Peter Joseph visited the exhibition The New American Painting at the Tate Gallery in 1959, at the age of 29, where he first experienced the work of Abstract Expressionist painters Mark Rothko and Barnett Newman. His own works before 1970 focused on primary color and performativity at scale, garnering critical and institutional acclaim, including exhibitions of indoor and outdoor installations at Camden Arts Centre and Kenwood House in 1966, even then reaching out towards the observer and to nature. However, a seminal moment for Joseph’s practice came during a visit to the cinema in the late 1960s when he fell asleep during a Luis Buñuel film, waking to be bathed in just the residual light of the projector on the silver screen.

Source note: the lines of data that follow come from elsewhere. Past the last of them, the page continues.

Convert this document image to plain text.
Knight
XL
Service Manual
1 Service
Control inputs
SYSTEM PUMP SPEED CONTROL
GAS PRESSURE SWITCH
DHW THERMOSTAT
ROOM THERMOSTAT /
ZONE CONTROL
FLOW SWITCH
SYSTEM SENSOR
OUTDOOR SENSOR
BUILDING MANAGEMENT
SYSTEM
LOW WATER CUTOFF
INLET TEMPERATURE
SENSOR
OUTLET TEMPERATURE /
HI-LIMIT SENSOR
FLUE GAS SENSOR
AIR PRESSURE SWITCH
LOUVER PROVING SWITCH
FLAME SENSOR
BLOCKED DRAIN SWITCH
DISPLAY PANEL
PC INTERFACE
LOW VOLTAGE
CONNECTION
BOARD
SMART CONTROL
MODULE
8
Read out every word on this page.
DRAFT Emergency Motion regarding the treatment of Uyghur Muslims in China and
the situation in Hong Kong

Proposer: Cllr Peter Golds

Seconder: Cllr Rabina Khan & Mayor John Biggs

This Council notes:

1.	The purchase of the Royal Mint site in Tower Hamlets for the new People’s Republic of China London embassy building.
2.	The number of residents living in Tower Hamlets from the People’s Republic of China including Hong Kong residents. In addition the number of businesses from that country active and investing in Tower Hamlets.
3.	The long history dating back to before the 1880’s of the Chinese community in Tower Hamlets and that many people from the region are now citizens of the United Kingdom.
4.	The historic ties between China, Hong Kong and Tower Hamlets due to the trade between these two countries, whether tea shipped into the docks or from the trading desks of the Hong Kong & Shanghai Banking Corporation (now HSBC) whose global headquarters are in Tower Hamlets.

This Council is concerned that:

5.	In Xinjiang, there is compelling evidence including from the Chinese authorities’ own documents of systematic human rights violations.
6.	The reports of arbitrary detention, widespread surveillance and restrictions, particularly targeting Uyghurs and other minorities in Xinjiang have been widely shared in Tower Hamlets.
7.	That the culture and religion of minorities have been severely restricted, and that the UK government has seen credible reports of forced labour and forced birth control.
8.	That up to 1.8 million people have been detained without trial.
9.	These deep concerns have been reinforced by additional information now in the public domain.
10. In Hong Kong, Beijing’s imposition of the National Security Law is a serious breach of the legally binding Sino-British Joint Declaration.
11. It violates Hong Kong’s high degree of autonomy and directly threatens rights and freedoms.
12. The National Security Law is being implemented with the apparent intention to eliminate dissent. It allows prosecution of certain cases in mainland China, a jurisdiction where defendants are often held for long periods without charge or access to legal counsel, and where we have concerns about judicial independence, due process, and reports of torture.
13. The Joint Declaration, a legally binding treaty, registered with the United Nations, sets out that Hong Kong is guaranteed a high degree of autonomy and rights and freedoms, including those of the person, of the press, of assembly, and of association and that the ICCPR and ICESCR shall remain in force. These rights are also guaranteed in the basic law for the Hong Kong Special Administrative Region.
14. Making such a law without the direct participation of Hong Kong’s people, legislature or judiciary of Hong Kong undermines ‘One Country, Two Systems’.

Joseph sat staring at this blank space, the flickering void of the empty projection surrounded by a darker border delineating the cinematic frame. This experience inspired the nuanced relationship of light and color between a border and a central motif that would come to define his oeuvre for many decades to come, containing what he described, in conversation with Hans Ulrich Obrist, as “a delicacy about it. It wasn’t just a simple tone or color. And I realized that this, to me, had more possibility in it for what I could only call a reflection.”

Over the years, with Joseph’s ever thoughtful focus, and ‘less is more’ philosophy, the outline of these Border works became thicker as he began to play with the relative color and size of the two rectangles. By the 1980s – after a significant number of these works were acquired by the great Italian collector, Giuseppe Panza (now part of the Solomon R. Guggenheim Foundation) – the paintings evolved again, foregrounding the emotional charge of the sublime. Reflecting upon that original cinematic encounter, Joseph began to experiment with subtle tonal difference by juxtaposing complementary colours through studies, with the subsequent paintings, typically titled with the two constituent colors, for example Light Pink with Cobalt Blue (1994). Their simplicity sought to convey clarity and depth in both vision and feeling.

Throughout his career, Joseph cited early Venetian and Florentine painting, as well as Classical and Neo-Classical architecture as his primary influences, and subscribed to methodologies more typically associated with Renaissance painters and the likes of Claude Lorrain and Tintoretto, than of his minimalist contemporaries. He painted in natural light, from his studio in the English countryside, and believed the work should be viewed in similar conditions, so that they could be ‘absorbed’. His appreciation for tonality and time-based sensibilities imbued his work with melody and harmony. As Nicholas Logsdail noted in his recent reflection on the artist’s life for Frieze magazine: “He compared his paintings to music and often spoke of music as the first form of abstraction, with many great composers, from Johann Sebastian Bach onwards, more interested in sentiment than narrative. This was what Peter sought: to remove the content while retaining the meaning, thereby amplifying the emotion.”